Underwood Capital Surges to $3.4m Profit, NTA Per Share Hits 10.9 Cents
Underwood Capital Limited has reported a strong half-year profit of $3.4 million, driven by gains in listed Australian securities and Weed Me Inc, lifting net tangible assets per share to 10.9 cents.
- Half-year profit rises to $3.4 million from $0.6 million
- Net tangible assets per share increase from 9.3 to 10.9 cents
- Investment gains primarily from listed ASX securities and Weed Me Inc
- Operating expenses rise due to higher asset management fees
- Company wound up sole subsidiary and extended on-market share buyback
Strong Profit Growth Amid Market Gains
Underwood Capital Limited (ASX: UWC), a specialist Australian investment company, has reported a significant increase in profit for the half-year ended 31 December 2025. The company posted a net profit after tax of $3.4 million, up from $0.6 million in the prior corresponding period. This surge was largely driven by positive market revaluations of its investments, particularly in listed Australian securities and its holding in Weed Me Inc.
Net Tangible Assets and Investment Performance
The net tangible asset backing per share (NTA) rose from 9.3 cents at 30 June 2025 to 10.9 cents at the end of December, reflecting the improved profitability. The company’s investment portfolio, managed by HD Capital Partners, focuses on listed and unlisted equities and debt securities, aiming for medium-term capital growth. The $16 million deployed into this strategy returned an impressive approximate annualised gain of 88% for the period, underscoring the effectiveness of its value-focused approach.
Rising Operating Costs and Management Fees
Operating expenses increased to $1.2 million from $0.4 million in the previous half-year, primarily due to higher asset management fees. These include both base fees and accrued performance fees, the latter reflecting the improved investment returns. A performance fee of $0.773 million was accrued as at 31 December 2025, with the final amount contingent on year-end net asset levels.
Corporate Actions and Capital Management
During the period, Underwood Capital voluntarily wound up its sole subsidiary, Phytotech Medical (UK) Pty Ltd, simplifying its corporate structure. The company also extended its on-market share buyback program, targeting up to 20.5 million ordinary shares (approximately 10% of issued capital) through to October 2026. This move aims to address the discount at which its shares trade relative to net asset value and reflects a proactive capital management stance.

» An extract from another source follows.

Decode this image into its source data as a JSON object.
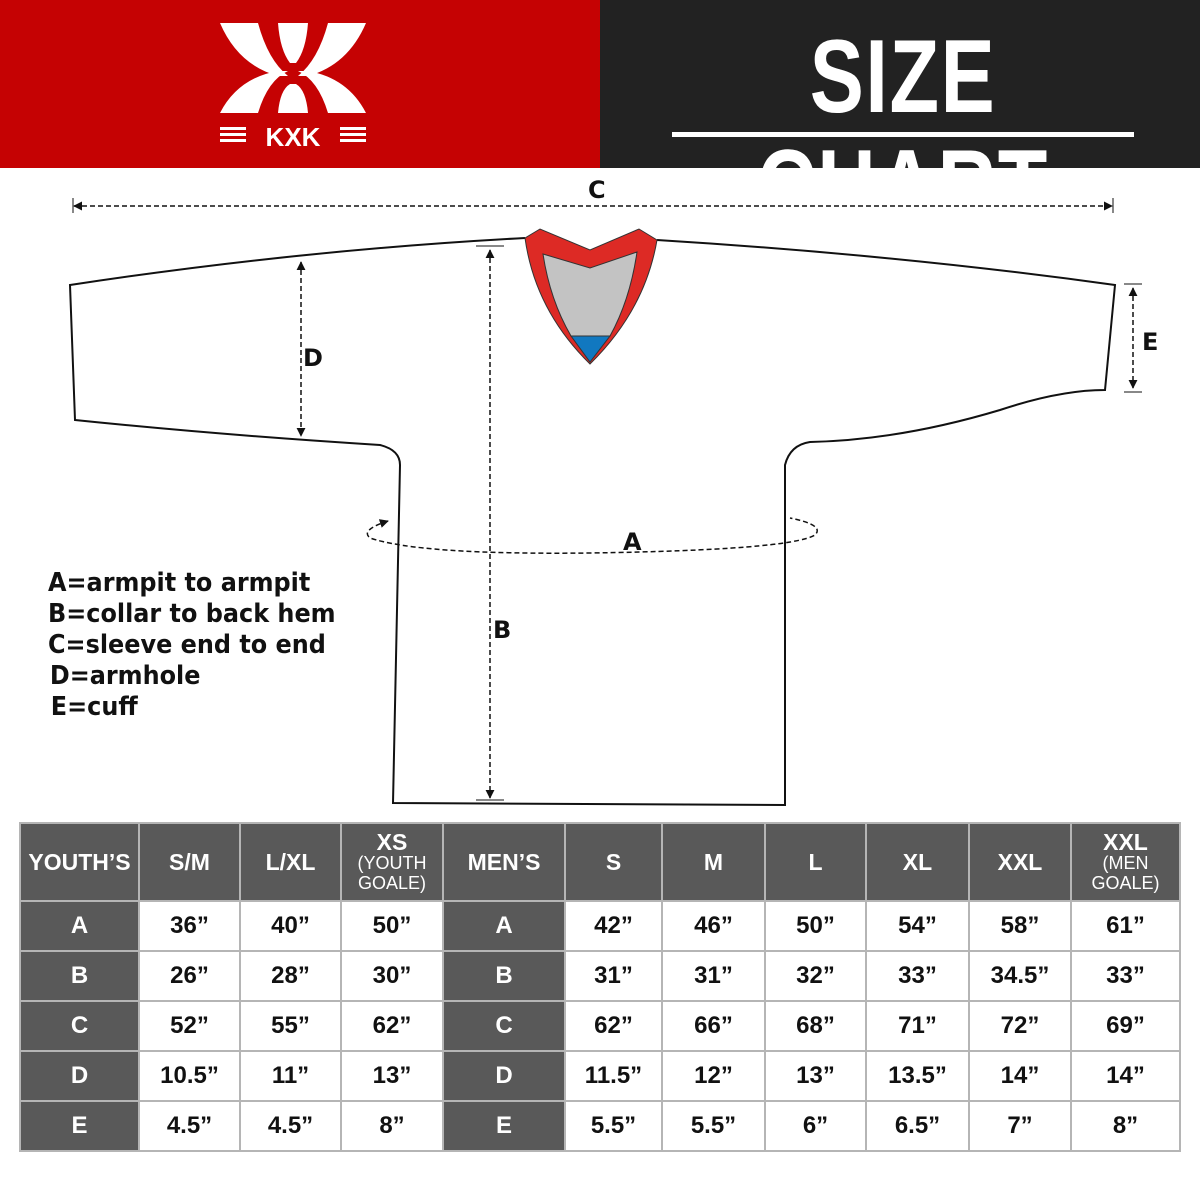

Outlook and Risk Considerations
While the company remains focused on maximising investment value and maintaining a disciplined cost structure, it acknowledges risks including market volatility, currency fluctuations, and liquidity constraints, particularly relating to its Canadian cannabis investments. The board continues to monitor these risks closely through its risk management framework.
Bottom Line?
Underwood Capital’s robust half-year performance and strategic capital moves set the stage for investors to watch its next steps closely.
Questions in the middle?
- How will the accrued performance fee impact future profitability?
- What progress will Underwood Capital make on its on-market share buyback?
- How will market conditions affect the valuation of its unlisted investments, especially Weed Me Inc?